Столичный монстр пера снисходительно улыбнулся:
– Все, кого вы здесь видите – своеобразное зрительское жюри. Его не допускают на настоящий просмотр, где присутствуют только профессионалы. Не пускают потому, чтобы не смущали девушек и не смущались сами, что может помешать нам вынести справедливый вердикт.
– Смущали девушек? – переспросил удивленно Игорь, – Но ведь они стриптизерки! Это их работа – как же тогда они смогут выступать перед большой аудиторией?
– Хм… – одобрительно промычал член зрительского жюри, – Вы хорошо разбираетесь в специфике этого вида искусства…
При слове «искусство» Уфимцев иронически сощурился, но член жюри этого не заметил.
– Дело в том, – продолжил он, – Что они не профессионалки. Большинство из них – представительницы самых «мирных» профессий вроде парикмахерш, секретарш мелких контор и даже домохозяек. В нашем случае они решили попробовать выйти из привычного круга, сбросить, так сказать, серое прошлое и окунуться в блестящее будущее. Девушки еще не доросли до понимания своей обнаженности просто как одной из разновидностей костюма, понимания настоящих профессионалок. Поэтому жюри, чтобы не смущать их, и не мешать из-за этого качественно выполнить свою работу, состоит всего из нескольких человек. А что скажете вы? – спросил журналист Игоря, – Нравится?
Уфимцев пробормотал что-то вроде «сами номера оригинальны, но я не специалист по стриптизу, тем более, что оператор не совсем профессионал…» и постарался замять разговор. Член зрительского жюри снисходительно, словно опытный мэтр, знакомый со всеми тонкостями бытия и не входящий в смущение от чего бы там ни было, посмотрел на Игоря, словно на несмышленного неофита, только постигающего премудрости жизни, и снова обратил свой взор к экрану.
«…Блестящее будущее, – думал Уфимцев, – Как мелок и пошл мир этих девчонок, если они раздевание под музыку на подмостках стрип-бара считают „блестящим“. Что же касается этого павиана… – он покосился на „члена зрительского жюри“, вновь наполнившего бокал и с удовлетворением созерцавшего прелести начинающих стриптизерок, – Этот хмырь прекрасно все понимает, но что ему? Две недели плавания на теплоходе на полную халяву в обмен на несколько хвалебных статей в столичной прессе в обществе красивых телок, которые не откажутся дать за несколько благожелательных строчек о них в газетной статье… Это тебе не в обществе старой сварливой супруги сидеть. Если бы он верил в Бога, то это можно было бы сравнить с продажей душ дьяволу. Как же иначе можно назвать потворство в продаже стрип-бизнесу этих дур? Впрочем, он это сделал гораздо раньше, а сейчас только верно и преданно служит».

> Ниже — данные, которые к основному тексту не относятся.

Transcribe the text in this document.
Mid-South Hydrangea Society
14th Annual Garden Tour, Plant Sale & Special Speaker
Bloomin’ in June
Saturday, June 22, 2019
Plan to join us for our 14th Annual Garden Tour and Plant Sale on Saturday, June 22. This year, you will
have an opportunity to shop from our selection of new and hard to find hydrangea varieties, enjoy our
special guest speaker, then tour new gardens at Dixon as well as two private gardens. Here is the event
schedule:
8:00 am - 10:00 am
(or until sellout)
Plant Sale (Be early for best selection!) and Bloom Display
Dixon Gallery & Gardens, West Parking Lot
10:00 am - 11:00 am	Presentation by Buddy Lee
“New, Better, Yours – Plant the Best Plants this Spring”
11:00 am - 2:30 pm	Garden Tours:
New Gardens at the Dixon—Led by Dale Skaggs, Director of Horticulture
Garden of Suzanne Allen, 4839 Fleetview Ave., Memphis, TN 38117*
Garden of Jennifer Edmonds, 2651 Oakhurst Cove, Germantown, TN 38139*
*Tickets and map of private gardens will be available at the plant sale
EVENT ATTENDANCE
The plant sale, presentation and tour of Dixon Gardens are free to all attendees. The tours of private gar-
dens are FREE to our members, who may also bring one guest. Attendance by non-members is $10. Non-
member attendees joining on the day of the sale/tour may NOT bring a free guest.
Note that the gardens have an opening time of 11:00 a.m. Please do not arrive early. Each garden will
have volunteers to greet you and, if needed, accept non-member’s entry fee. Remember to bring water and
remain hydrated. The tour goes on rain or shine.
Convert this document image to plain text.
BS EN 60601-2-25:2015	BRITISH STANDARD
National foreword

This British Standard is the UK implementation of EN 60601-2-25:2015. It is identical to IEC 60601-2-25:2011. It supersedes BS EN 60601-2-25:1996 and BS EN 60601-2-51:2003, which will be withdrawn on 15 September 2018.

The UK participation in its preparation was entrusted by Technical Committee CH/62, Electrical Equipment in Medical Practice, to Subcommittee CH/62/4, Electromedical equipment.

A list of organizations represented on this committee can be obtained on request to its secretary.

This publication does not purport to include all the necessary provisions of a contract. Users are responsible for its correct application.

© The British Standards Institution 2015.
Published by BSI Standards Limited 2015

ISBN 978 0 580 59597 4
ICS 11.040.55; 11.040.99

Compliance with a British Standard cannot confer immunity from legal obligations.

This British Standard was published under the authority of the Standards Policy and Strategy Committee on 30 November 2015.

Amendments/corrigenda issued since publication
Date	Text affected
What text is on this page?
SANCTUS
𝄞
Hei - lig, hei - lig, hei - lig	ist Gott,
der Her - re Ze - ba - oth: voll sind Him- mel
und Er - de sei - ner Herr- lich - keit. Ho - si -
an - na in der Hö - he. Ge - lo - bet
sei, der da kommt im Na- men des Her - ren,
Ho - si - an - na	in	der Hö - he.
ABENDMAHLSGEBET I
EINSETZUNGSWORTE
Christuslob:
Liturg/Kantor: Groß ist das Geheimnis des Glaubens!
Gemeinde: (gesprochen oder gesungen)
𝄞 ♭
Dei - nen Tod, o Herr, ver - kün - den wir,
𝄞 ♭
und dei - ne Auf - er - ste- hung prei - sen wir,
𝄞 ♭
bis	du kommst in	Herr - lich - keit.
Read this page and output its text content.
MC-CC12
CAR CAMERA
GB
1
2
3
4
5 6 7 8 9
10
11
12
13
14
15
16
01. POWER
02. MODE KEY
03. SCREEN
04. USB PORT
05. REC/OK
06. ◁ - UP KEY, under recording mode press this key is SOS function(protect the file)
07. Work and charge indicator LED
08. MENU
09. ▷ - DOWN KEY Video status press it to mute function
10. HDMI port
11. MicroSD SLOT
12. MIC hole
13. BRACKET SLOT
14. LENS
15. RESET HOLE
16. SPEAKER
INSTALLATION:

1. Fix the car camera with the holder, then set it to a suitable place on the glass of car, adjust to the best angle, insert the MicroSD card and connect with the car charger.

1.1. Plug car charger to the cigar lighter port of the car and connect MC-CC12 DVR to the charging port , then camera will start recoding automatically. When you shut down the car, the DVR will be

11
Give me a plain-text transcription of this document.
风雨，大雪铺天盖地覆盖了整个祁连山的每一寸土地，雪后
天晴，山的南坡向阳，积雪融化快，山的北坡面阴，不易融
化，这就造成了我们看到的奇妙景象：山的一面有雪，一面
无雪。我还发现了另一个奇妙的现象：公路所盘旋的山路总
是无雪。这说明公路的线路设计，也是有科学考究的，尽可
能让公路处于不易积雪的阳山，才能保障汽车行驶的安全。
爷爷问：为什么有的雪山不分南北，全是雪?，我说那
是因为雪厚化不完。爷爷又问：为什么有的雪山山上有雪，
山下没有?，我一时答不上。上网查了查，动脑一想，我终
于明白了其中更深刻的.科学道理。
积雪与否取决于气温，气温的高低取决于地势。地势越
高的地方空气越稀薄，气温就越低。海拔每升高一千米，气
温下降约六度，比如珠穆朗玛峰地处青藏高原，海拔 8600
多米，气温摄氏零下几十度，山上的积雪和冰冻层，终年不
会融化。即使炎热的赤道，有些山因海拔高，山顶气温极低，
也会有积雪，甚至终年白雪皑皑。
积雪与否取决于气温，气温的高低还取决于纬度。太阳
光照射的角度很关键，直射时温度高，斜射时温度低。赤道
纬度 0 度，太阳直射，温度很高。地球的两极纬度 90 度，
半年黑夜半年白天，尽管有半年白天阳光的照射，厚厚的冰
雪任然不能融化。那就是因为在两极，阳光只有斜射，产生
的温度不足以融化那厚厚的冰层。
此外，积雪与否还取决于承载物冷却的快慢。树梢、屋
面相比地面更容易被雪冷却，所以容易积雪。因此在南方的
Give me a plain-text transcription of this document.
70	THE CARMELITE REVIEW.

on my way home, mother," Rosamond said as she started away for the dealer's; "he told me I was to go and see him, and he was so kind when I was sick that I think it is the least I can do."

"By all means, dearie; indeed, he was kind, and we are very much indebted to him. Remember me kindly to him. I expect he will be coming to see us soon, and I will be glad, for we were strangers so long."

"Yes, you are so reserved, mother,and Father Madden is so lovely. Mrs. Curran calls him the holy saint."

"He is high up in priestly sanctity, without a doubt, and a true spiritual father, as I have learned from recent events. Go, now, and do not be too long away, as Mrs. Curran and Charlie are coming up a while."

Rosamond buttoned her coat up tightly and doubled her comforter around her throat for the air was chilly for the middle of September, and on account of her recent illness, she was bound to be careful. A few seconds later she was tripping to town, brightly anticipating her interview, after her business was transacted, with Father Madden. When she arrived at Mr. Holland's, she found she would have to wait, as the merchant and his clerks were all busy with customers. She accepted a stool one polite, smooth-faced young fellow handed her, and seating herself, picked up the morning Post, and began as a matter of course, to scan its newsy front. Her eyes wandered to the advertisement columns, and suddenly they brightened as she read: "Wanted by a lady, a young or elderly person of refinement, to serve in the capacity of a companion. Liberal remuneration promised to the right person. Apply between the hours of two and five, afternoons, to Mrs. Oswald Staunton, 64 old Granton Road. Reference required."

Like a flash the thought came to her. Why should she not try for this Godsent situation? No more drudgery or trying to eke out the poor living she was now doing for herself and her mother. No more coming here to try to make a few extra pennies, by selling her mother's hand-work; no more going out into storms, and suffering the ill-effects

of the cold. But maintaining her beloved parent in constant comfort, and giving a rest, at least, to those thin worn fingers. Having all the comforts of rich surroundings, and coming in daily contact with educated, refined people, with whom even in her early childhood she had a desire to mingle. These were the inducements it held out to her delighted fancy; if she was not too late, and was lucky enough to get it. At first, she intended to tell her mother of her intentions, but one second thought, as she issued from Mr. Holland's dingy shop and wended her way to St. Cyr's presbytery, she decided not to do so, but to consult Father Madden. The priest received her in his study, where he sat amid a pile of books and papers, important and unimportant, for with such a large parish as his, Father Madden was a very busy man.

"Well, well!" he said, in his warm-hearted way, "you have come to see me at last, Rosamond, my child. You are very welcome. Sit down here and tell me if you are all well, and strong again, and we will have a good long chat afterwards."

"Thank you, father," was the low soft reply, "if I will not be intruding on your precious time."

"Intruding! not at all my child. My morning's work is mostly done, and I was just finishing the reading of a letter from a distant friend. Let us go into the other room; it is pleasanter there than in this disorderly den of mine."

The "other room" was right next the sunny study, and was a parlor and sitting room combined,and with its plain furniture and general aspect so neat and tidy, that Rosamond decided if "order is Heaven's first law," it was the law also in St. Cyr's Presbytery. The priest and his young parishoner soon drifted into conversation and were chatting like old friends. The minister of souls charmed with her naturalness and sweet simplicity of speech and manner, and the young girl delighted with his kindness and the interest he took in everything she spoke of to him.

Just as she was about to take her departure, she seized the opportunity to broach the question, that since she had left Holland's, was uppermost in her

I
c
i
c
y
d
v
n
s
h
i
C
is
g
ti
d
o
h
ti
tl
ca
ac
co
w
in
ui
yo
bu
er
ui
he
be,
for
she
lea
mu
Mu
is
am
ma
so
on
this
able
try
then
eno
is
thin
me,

Игорь вспомнил размазанное по асфальту тело бывшей студентки филологического факультета МГУ, в последнее время – сошедшей с круга артистки стиптиз-бара Светы, мечтавшей о красивой жизни, муже – иностранце и собственном «Вольво». Она так и не смогла научиться относиться к своему телу «профессионально» и каждый свой выход подстегивала сначала коньяком, потом кокаином. Все закончилось падением с двенадцатого этажа студенческой общаги. Она упала спиной на канализационный люк, и тело ее с широко раскинутыми ногами было вызывающе выгнуто в пояснице, словно этим жестом Света хотела показать своим клиентам, во что она их ставила.
Сидевшая за спиной Уфимцева женщина – гид услышала окончание разговора и, видимо, решила расставить все точки над «и».
– Девушки-стриптизеши не принимают участие в конкурсе красоты, – произнесла она, нагнувшись к уху Игоря, – Мы не идем на смешение стилей. Красота, в общепринятом понимании, должна быть чистой. Женщина, обнажающаяся перед аудиторией, достойна уважения как профессионалка, но не более… Наша фирма уважает традиции, и мы не позволим внести в них дурной тон.
Игорь кивнул и ответил, полуобернувшись назад:
– Все, что мы увидели – это все, что вы хотели нам показать?
– Конечно, нет, – улыбнулась жена директора, – Если вам наскучило, можете спуститься в бар. Там как раз находится мой муж. Он вам все расскажет. А потом я вас познакомлю с конкурсантками.
… – Очень жаль, что ваши люди еще недостаточно продвинуты в понимании женской красоты, – говорила гид Игорю, когда они неторопливо спускались по внешнему трапу теплохода на первую палубу, – Поменять блестящее шоу на огородные грядки…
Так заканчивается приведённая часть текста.